I did however like the stalking mission that came after, where you follow an agent while trying to listen in on their radio, and stay out of sight while also not losing your target in a new city type setting. But it was very short, so I would have liked to see more of that mechanic in the game.
Later on when you return to a certain familiar location, that was brilliant and nostalgic. And unfortunately also pretty much the only time where I thought MGS4 was a really good game.

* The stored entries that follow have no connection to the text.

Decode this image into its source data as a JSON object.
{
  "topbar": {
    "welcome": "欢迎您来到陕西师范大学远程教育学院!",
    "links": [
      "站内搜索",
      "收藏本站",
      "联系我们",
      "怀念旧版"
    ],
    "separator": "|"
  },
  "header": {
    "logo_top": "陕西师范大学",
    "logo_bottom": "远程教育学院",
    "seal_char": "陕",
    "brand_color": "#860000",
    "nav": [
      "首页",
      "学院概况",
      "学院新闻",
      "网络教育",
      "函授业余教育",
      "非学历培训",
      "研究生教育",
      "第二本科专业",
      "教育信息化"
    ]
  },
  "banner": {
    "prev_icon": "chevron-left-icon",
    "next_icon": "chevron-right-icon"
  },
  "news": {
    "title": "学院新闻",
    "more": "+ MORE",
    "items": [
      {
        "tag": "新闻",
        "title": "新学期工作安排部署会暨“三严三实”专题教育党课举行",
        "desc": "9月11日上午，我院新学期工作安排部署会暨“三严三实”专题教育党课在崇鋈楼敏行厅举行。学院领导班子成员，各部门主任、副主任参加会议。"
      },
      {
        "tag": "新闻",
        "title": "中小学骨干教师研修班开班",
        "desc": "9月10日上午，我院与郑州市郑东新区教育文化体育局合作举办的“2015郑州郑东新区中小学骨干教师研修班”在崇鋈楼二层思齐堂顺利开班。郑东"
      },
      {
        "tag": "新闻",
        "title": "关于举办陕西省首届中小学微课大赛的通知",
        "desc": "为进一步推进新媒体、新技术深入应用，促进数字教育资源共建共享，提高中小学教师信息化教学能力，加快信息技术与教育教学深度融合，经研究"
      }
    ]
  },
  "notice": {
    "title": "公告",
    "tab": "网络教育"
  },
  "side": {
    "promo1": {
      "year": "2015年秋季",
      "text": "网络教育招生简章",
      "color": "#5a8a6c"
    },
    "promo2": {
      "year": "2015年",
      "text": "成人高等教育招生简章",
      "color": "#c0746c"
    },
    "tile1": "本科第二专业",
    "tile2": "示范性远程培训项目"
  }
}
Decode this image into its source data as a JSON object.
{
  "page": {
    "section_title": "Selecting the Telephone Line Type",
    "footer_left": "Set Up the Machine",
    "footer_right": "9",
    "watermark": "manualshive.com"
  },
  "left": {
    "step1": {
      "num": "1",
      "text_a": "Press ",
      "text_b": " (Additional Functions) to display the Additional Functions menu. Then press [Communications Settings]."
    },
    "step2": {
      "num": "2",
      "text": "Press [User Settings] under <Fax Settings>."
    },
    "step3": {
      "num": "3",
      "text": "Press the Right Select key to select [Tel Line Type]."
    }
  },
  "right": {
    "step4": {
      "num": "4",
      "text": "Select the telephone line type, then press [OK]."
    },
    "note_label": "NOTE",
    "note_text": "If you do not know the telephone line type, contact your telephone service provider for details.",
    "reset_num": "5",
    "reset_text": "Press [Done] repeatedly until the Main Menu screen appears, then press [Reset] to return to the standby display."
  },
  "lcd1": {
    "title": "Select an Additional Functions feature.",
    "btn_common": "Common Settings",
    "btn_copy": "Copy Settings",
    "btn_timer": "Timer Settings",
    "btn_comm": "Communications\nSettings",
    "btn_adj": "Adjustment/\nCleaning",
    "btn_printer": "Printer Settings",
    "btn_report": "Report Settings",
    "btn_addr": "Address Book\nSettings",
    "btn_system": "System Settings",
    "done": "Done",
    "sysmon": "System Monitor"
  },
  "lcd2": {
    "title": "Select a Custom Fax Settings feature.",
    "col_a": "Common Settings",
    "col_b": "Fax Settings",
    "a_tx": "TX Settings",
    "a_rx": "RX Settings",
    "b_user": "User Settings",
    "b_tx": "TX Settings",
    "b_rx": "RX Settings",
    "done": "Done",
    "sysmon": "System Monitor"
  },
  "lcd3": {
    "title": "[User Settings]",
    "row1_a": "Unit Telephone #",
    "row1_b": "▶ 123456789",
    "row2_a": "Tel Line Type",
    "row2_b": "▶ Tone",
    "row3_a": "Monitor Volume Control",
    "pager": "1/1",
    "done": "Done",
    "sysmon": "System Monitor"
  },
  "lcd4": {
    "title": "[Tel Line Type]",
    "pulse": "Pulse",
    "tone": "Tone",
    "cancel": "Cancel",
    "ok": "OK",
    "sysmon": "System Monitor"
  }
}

As for the story, I won't go into much detail here, but I felt like they made Snake pretty uninteresting. Mostly just just moping about how he's not a hero. Meryl tried to make interesting and meaningful conversations with him, but he just ignored it all. The villains were just mindless soldiers, except for Liquid Ocelot. He was fine. (Although that plays into a criticism I have of MGSV.)

So MGSV...
You mentioned how not having a good story isn't necessarily important. And I do agree with you there.
However, there's also a difference between not a good story, and a bad story.

For example, Ocelot.

Ever since MGS1 they established a working relationship lore between Ocelot and Big Boss. So for many years I wondered how they went from being enemies (sort of) to colleagues.
Well, apparently he just... randomly joined. That's it. Definitely not what I expected.
But on top of that, they made him almost completely insignificant. He was essentially just there to keep Miller calm. And it doesn't end there. They inexplicably changed his personality. He went from hot headed and eccentric in MGS3, to extremely calm, mellow and rational in MGSV, back to being hotheaded and eccentric again in MGS1. Wtf?
Was that even Ocelot, or Troy Baker?
Speaking of which, using Kiefer Sutherland for Snake was a really bad decision.

And Snake playing in a puddle of water with Quiet (someone whom he barely knew at that point) is something I did not need to see.
The overall tone and world building in MGSV was just very weird, even for a MGS game. It focused heavily on gruesome elements, which up until that point had been more of an undertone in the previous games. The negatives in the story department stood out like a sore thumb.

The gameplay however I thought was fantastic. I spent a lot of time just trying out fun stuff like taking down helicopters by having Quiet bounce a grenade I threw. It was really fun the whole way. But since everything else was so bad to the point that it bothered me, it wasn't a legendary game for me, and I wouldn't rate it anywhere near MGS3 or 1.
For reference, in the 10th Annual Greatest Games Event, both MGS1 and MGS3 rank extremely high up in my list. But MGS 4 and 5 are not in my top 50 at all, and wouldn't be in my Top 100 even.

I do agree that the adjustable camera in MGS3 Subsistence was a positive, and in some cases necessary fix. But at the same time I didn't think the lack of that feature was a determent to the original version of the game.
Unlike MGS 1, 4 and 5, it didn't have the luxury of being the first entry on the platform. So it wasn't as much of a technical showcase in that sense. But it still managed to impress me on every level.